[RFC] sched/eevdf: avoid task starvation in cgroups

From: Tobias Huschle <huschle@linux.ibm.com>
To: linux-kernel@vger.kernel.org
Cc: mingo@redhat.com, peterz@infradead.org, juri.lelli@redhat.com,
	vincent.guittot@linaro.org, dietmar.eggemann@arm.com,
	rostedt@goodmis.org, bsegall@google.com, mgorman@suse.de,
	bristot@redhat.com, vschneid@redhat.com,
	sshegde@linux.vnet.ibm.com, srikar@linux.vnet.ibm.com,
	linuxppc-dev@lists.ozlabs.org, ankur.a.arora@oracle.com
Subject: [RFC] sched/eevdf: avoid task starvation in cgroups
Date: Wed, 28 Feb 2024 17:10:23 +0100	[thread overview]
Message-ID: <20240228161023.14310-1-huschle@linux.ibm.com> (raw)

When running update_curr, it is checked whether the current task has
missed its deadline (update_deadline). If the deadline has been crossed,
the task is set to be rescheduled if there are other tasks available on
its cfs_rq.
This can cause task starvation in some cgroup configurations.

Assume the following scenario:

           [ ]  rq of CPU
            |
           [ ]  cfs_rq1
          /   \
cfs_rq2 [ ]   othertask
         |
        curr

In this case, update_curr is called for all levels of the hierarchy,
starting at the leaf.
Assume that curr is a kernel task which does not give up the CPU
voluntarily, i.e. loops indefinitely unless forced to give up the CPU.
Assume further that curr has actually reached its deadline, the expected
behavior would be, that the scheduler determines that curr would now
start to overconsume and therefore should set the need_resched flag to
nudge the current task to allow a reschedule in favor of othertask.

To reach the expected behavior, it is not sufficient to check whether
other tasks are queued in the cfs_rq, which curr is assigned to.

In the configuration shown above, each run queue sees:
rq_cpu:  2 tasks
cfs_rq1: 2 tasks
cfs_rq2: 1 task

This means that cfs_rq2 will never reschedule on its own as it sees
no other tasks that would be worth rescheduling for. Hence, the
call to reschedule relies on the upper levels in the hierarchy.
cfs_rq1 sees 1 additional task and could therefore take the desired
decision. But, cfs_rq1 takes the additional task into account when
computing its own deadline, which means, its deadline lies further in
the future. This causes that its deadline is not being reached.
Therefore cfs_rq1 does not even check for other potential tasks to be
ran.

It could now be assumed that cfs_rq1 will reach its deadline at some
point. But, after curr has consumed its timeslice, all sched_entities
in the cgroup tree get reweighted. This causes the deadlines of all
entities in the hierarchy to be shifted further into the future.
This means especially, that the deadline of cfs_rq1 also gets pushed
into the future, causing it to never reach its deadline.
The decision whether a reweight needs to be done depends on the weight
of the sched_entity and a recalculated value of the shares the
sched_entity shall expect (see calc_group_shares in fair.c). These
values are, in the described scenario, always different, hence, reweight
is done.

The combination of these two circumstances can lead to curr
running indefinitely unless interrupted by an external entity.

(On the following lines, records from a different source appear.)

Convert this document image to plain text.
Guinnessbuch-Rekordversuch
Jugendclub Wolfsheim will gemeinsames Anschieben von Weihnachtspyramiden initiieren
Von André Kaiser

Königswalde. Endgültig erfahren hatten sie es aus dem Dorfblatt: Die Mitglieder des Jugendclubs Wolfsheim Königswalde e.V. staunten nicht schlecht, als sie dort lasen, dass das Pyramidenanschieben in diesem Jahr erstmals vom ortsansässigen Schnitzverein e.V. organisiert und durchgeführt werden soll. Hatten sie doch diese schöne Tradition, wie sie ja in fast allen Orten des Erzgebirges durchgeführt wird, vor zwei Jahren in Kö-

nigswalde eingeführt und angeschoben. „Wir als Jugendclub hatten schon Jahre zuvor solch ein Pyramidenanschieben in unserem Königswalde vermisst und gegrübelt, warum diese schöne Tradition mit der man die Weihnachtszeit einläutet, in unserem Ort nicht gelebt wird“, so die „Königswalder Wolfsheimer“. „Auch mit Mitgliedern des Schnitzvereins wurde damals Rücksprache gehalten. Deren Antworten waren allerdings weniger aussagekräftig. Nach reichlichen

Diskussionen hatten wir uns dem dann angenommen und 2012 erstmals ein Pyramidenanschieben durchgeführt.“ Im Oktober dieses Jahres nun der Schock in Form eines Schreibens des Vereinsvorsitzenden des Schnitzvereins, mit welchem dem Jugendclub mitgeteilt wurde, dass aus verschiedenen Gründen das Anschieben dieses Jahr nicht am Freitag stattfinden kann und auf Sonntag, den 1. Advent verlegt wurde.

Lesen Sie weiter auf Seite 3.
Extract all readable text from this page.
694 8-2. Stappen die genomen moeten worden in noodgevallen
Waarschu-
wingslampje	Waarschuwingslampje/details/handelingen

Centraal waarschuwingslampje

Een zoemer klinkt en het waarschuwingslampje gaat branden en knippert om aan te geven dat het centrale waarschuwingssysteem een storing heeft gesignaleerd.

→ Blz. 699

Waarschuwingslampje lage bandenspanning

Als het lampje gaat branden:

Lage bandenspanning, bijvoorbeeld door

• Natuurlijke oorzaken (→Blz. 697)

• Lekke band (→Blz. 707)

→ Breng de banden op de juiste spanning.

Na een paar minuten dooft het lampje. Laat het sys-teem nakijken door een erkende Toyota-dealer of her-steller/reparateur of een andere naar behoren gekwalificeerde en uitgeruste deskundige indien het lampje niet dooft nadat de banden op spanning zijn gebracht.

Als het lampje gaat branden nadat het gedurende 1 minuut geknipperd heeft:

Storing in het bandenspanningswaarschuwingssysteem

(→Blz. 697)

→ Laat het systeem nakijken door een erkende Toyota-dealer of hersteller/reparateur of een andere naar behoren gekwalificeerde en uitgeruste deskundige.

Address this issue by rather checking for the nr_running value of the
rq of the CPU itself, i.e. if there is any other task, somewhere on the
CPU runqueue, give it a chance to execute.

The scenario that made me discover this is being discussed here:
https://lore.kernel.org/netdev/ZWbapeL34Z8AMR5f@DESKTOP-2CCOB1S./T/

Questions:
1. Is this behavior by design? I couldn't find an explanation why we
   only check for the local cfs_rq. Do we only want to allow take-overs
   from the same cgroup hierarchy level in that case?
2. This problem is referred to as the "hog"-problem by Ankur Arora here:
   https://lore.kernel.org/lkml/20240213055554.1802415-24-ankur.a.arora@oracle.com/
   Might there be a connection, it's the same piece of code in the end. I'd also
   prefer the boolean passing to avoid calling resched_curr too often.
3. Which are the criteria for which I should expect a reweight of the 
   cgroup hierarchy? It seems unintuitive too me, that the shares value
   keeps changing every time.

Feedback and opinions would be highly appreciated.

Signed-off-by: Tobias Huschle <huschle@linux.ibm.com>
---
 kernel/sched/fair.c | 2 +-
 1 file changed, 1 insertion(+), 1 deletion(-)

diff --git a/kernel/sched/fair.c b/kernel/sched/fair.c
index 61c4ef20a2f8..e9733ef7964a 100644
--- a/kernel/sched/fair.c
+++ b/kernel/sched/fair.c
@@ -1015,7 +1015,7 @@ static void update_deadline(struct cfs_rq *cfs_rq, struct sched_entity *se)
 	/*
 	 * The task has consumed its request, reschedule.
 	 */
-	if (cfs_rq->nr_running > 1) {
+	if (rq_of(cfs_rq)->nr_running > 1) {
 		resched_curr(rq_of(cfs_rq));
 		clear_buddies(cfs_rq, se);
 	}
-- 
2.34.1